Again that sweet heaviness, like the smell of hawthorn. ;

"No," said the Director, " that cannot be done any longer. The soul has gone out of the wood and water. Oh, I dare say you could awake them-a little. But it would not be enough. Your weapon would break in your hands. For the Hideous Strength confronts us, and it is as in the days when Nimrod built a tower to reach heaven."

"Hidden it may be," said Merlinus, " but not changed. Leave me to work, Lord. I will wake it."

"No," said the Director, "I forbid it. Whatever of spirit may still linger in the earth has withdrawn fifteen-hundred years farther away from us since your time. You shall not lift your little finger to call it up. It is in this age utterly unlawful." He leaned forward and said in a different voice, "It never was very lawful, even in your day. Remember, when we first knew that you would be awaked, we thought you would be on the side of the enemy.
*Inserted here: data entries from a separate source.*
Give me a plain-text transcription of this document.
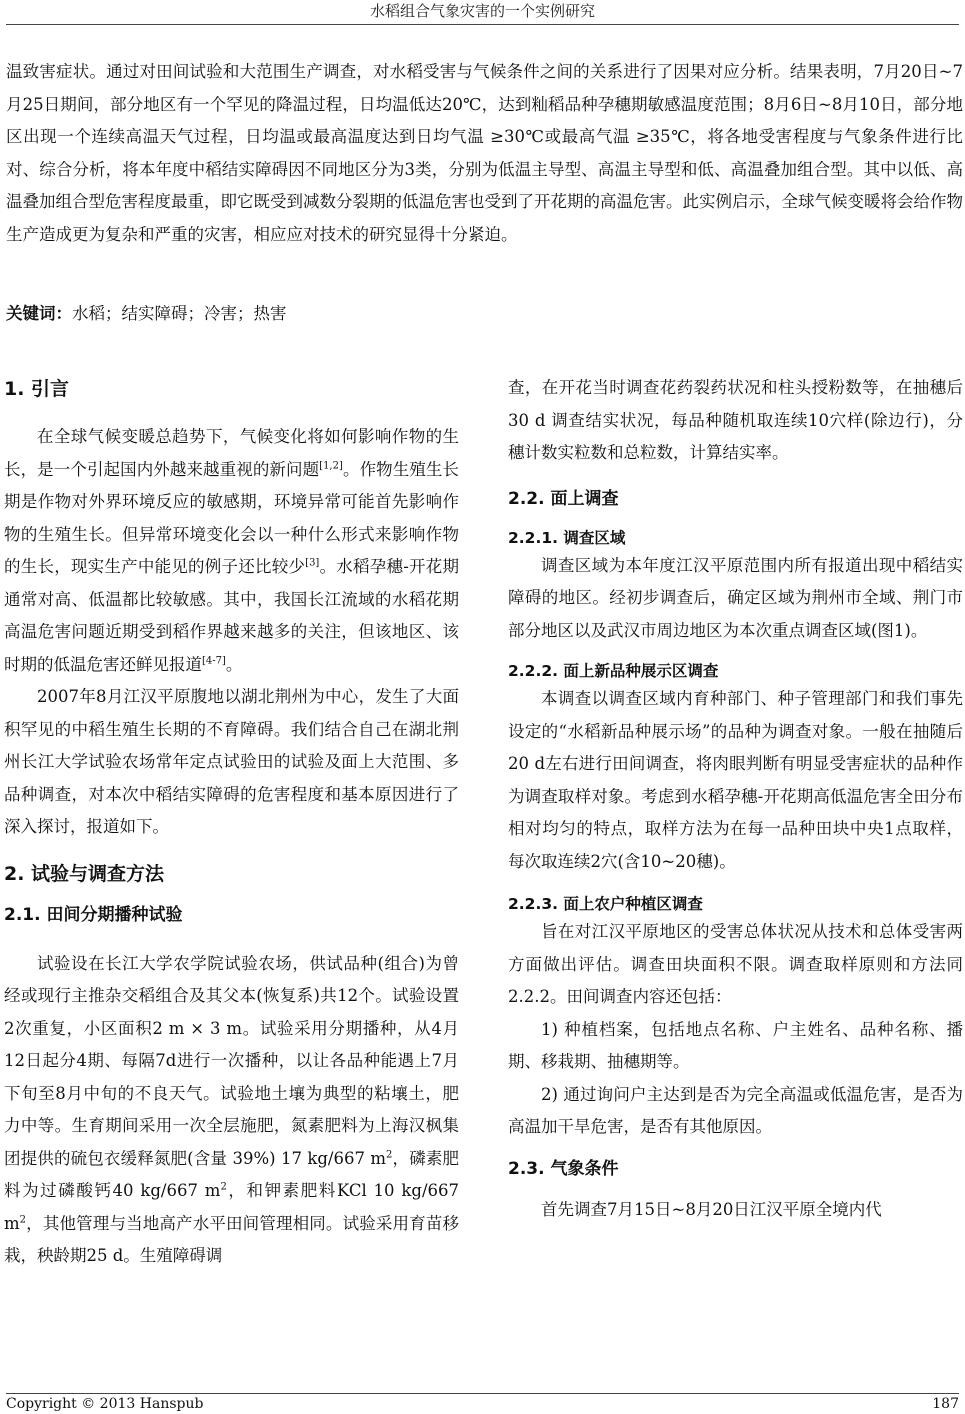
水稻组合气象灾害的一个实例研究

温致害症状。通过对田间试验和大范围生产调查，对水稻受害与气候条件之间的关系进行了因果对应分析。结果表明，7月20日~7月25日期间，部分地区有一个罕见的降温过程，日均温低达20℃，达到籼稻品种孕穗期敏感温度范围；8月6日~8月10日，部分地区出现一个连续高温天气过程，日均温或最高温度达到日均气温 ≥30℃或最高气温 ≥35℃，将各地受害程度与气象条件进行比对、综合分析，将本年度中稻结实障碍因不同地区分为3类，分别为低温主导型、高温主导型和低、高温叠加组合型。其中以低、高温叠加组合型危害程度最重，即它既受到减数分裂期的低温危害也受到了开花期的高温危害。此实例启示，全球气候变暖将会给作物生产造成更为复杂和严重的灾害，相应应对技术的研究显得十分紧迫。

关键词：水稻；结实障碍；冷害；热害

1. 引言

在全球气候变暖总趋势下，气候变化将如何影响作物的生长，是一个引起国内外越来越重视的新问题[1,2]。作物生殖生长期是作物对外界环境反应的敏感期，环境异常可能首先影响作物的生殖生长。但异常环境变化会以一种什么形式来影响作物的生长，现实生产中能见的例子还比较少[3]。水稻孕穗-开花期通常对高、低温都比较敏感。其中，我国长江流域的水稻花期高温危害问题近期受到稻作界越来越多的关注，但该地区、该时期的低温危害还鲜见报道[4-7]。

2007年8月江汉平原腹地以湖北荆州为中心，发生了大面积罕见的中稻生殖生长期的不育障碍。我们结合自己在湖北荆州长江大学试验农场常年定点试验田的试验及面上大范围、多品种调查，对本次中稻结实障碍的危害程度和基本原因进行了深入探讨，报道如下。

2. 试验与调查方法
2.1. 田间分期播种试验

试验设在长江大学农学院试验农场，供试品种(组合)为曾经或现行主推杂交稻组合及其父本(恢复系)共12个。试验设置2次重复，小区面积2 m × 3 m。试验采用分期播种，从4月12日起分4期、每隔7d进行一次播种，以让各品种能遇上7月下旬至8月中旬的不良天气。试验地土壤为典型的粘壤土，肥力中等。生育期间采用一次全层施肥，氮素肥料为上海汉枫集团提供的硫包衣缓释氮肥(含量 39%) 17 kg/667 $m^2$，磷素肥料为过磷酸钙40 kg/667 $m^2$，和钾素肥料KCl 10 kg/667 $m^2$，其他管理与当地高产水平田间管理相同。试验采用育苗移栽，秧龄期25 d。生殖障碍调

查，在开花当时调查花药裂药状况和柱头授粉数等，在抽穗后 30 d 调查结实状况，每品种随机取连续10穴样(除边行)，分穗计数实粒数和总粒数，计算结实率。

2.2. 面上调查
2.2.1. 调查区域

调查区域为本年度江汉平原范围内所有报道出现中稻结实障碍的地区。经初步调查后，确定区域为荆州市全域、荆门市部分地区以及武汉市周边地区为本次重点调查区域(图1)。

2.2.2. 面上新品种展示区调查

本调查以调查区域内育种部门、种子管理部门和我们事先设定的“水稻新品种展示场”的品种为调查对象。一般在抽随后20 d左右进行田间调查，将肉眼判断有明显受害症状的品种作为调查取样对象。考虑到水稻孕穗-开花期高低温危害全田分布相对均匀的特点，取样方法为在每一品种田块中央1点取样，每次取连续2穴(含10~20穗)。

2.2.3. 面上农户种植区调查

旨在对江汉平原地区的受害总体状况从技术和总体受害两方面做出评估。调查田块面积不限。调查取样原则和方法同2.2.2。田间调查内容还包括：

1) 种植档案，包括地点名称、户主姓名、品种名称、播期、移栽期、抽穗期等。

2) 通过询问户主达到是否为完全高温或低温危害，是否为高温加干旱危害，是否有其他原因。

2.3. 气象条件

首先调查7月15日~8月20日江汉平原全境内代

Copyright © 2013 Hanspub	187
And because Our Lord does all things for each, one of the purposes of your reawakening was that your own soul should be saved."

Merlin sank back into his chair. The bear licked his hand.

"Sir," he said, " if I am not to work in that fashion, then you have taken into your house a silly bulk of flesh, for I am no longer much of a man of war."

"Not that way either," said Ransom. "No power that is merely earthly will serve against the Hideous Strength."

"Then let us all to prayers," said Merlinus. "Certainly, to prayers," said Ransom, " now and always. But that was not what I meant. There are celestial powers: created powers, not in this Earth, but in the Heavens." Merlinus looked at him in silence.

"You know well what I am speaking of," said Ransom. "Did not I tell you when we first met that the Oyeresu were my masters?"

"Of course," said Merlin. "And that was how I knew you were of the college. Is it not our password?"

"A password?" exclaimed Ransom, with a look of surprise. "I did not know that."

"But . . . but," said Merlinus, " if you knew not the password, how did you come to say it?"

"I said it because it was true."

The magician licked his lips which had become very pale.

"True as the plainest things are true," repeated Ransom;" true as it is true that you sit here with my bear beside you."

Merlin spread out his hands.

"Suffer me to speak," he said at last, " for I am in the hollow of your hand. I had heard of it in my own days- that some had spoken with the gods. Blaise, my Master, knew a few words of that speech. Yet these were, after all, powers of Earth. For-I need not teach you, you know more than I-it is not the very Oyeresu, the true powers of heaven, whom the greatest of our craft meet, but only their earthly wraiths. Only the earth-Venus, the earth-Mercurius: not Perelandra herself, not Viritrilbia ---"

"I am not speaking of the wraiths," said Ransom. "I have stood before Mars himself in the sphere of Mars and before Venus herself in the sphere of Venus."

"But, Lord," said Merlin, " how can this be? Is it not against the Seventh Law?"

"What law is that?" asked Ransom. "Has not our Fair Lord made it a law for Himself that He will not send down the Powers to mend or mar in this earth until the end of all things? Or is this the end?"